The bill is a whopping 18,677 dollars, the colonoscopy is 11 grand, an hour of outpatient tests cost as much as a new Cadillac.

Henry looks at the teller, hands the bill back to her and says, 

How much for the 30 seconds I spent in Zuckerplatz's office staring at the pictures of his yacht?

The stone-faced cashier pushes a button and a page pops up from a printer, she hands it to Henry, 400 dollars, 

400 dollars? I was in his office for less than a minute.

Mr. Lucowski, Doctor Zuckerputz is a specialist so his fees are higher than a general practitioner. 

He hands her his Visa card and says,

I'm going home, eat a cheeseburger and drink myself to death, It cost too much to die in a hospital.

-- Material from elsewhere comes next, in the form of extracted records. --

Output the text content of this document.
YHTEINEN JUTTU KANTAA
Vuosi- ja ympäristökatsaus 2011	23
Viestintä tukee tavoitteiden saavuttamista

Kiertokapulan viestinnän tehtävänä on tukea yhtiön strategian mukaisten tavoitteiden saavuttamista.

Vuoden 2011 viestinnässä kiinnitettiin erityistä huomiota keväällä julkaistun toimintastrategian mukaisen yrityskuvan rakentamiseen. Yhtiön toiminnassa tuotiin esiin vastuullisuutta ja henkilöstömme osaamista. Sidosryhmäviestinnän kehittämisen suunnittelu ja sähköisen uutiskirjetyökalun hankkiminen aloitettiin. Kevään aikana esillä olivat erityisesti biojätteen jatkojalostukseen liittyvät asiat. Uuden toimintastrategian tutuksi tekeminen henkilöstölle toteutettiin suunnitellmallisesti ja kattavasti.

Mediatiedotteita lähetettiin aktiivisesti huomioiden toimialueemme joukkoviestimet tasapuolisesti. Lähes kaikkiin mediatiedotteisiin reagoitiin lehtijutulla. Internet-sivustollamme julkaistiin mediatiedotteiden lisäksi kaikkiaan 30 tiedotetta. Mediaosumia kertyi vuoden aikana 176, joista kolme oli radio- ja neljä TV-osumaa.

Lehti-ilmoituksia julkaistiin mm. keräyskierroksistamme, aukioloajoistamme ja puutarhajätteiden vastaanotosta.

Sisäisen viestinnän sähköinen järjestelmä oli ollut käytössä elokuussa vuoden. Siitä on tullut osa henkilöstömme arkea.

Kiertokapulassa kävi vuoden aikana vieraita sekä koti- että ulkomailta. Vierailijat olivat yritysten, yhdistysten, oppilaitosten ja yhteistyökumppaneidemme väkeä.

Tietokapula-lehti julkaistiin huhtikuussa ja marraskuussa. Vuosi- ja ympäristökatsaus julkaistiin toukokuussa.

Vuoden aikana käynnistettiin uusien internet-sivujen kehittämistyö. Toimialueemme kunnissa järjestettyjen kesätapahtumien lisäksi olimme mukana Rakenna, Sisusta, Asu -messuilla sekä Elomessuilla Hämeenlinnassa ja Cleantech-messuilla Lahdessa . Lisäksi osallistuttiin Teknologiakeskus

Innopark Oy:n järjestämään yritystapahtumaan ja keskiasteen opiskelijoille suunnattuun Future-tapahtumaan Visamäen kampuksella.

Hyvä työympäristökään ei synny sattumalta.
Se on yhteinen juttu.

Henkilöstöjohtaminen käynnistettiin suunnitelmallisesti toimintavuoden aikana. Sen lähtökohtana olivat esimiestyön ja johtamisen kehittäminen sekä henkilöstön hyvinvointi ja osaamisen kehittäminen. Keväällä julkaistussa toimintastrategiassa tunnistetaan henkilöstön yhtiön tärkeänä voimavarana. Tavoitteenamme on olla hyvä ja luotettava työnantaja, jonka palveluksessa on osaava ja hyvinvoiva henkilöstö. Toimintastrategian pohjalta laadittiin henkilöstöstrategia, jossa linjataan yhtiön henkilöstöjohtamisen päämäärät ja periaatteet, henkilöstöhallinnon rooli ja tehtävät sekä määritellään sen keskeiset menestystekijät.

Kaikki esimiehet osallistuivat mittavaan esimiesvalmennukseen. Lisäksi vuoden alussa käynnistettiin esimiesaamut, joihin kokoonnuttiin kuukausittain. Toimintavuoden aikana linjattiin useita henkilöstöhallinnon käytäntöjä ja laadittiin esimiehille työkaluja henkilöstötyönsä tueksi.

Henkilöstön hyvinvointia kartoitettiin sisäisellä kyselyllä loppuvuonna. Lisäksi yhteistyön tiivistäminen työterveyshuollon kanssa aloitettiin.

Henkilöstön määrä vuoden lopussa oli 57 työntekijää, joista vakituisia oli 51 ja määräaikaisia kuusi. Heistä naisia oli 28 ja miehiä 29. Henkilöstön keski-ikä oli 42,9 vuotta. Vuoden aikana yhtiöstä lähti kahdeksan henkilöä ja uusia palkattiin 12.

Back at the bungalow, he's happy to see his wife, Lucia, their lover Summer Wynd, the Chihuahuas, Che y Mia and Pedro the woodpecker, telling the girls,

I've been running around town all day chasing a red herring. Inches from being gobbled up and probed by the fraternity of white lab coats with their coyote smiles, shark skin wingtips, red gu-gu eyes, and megaphone mouths,  Summer Wynd giggles, 

what's with the drama baby, so how did the tests go? 

at 20 grand, the tests never made it to 1st base.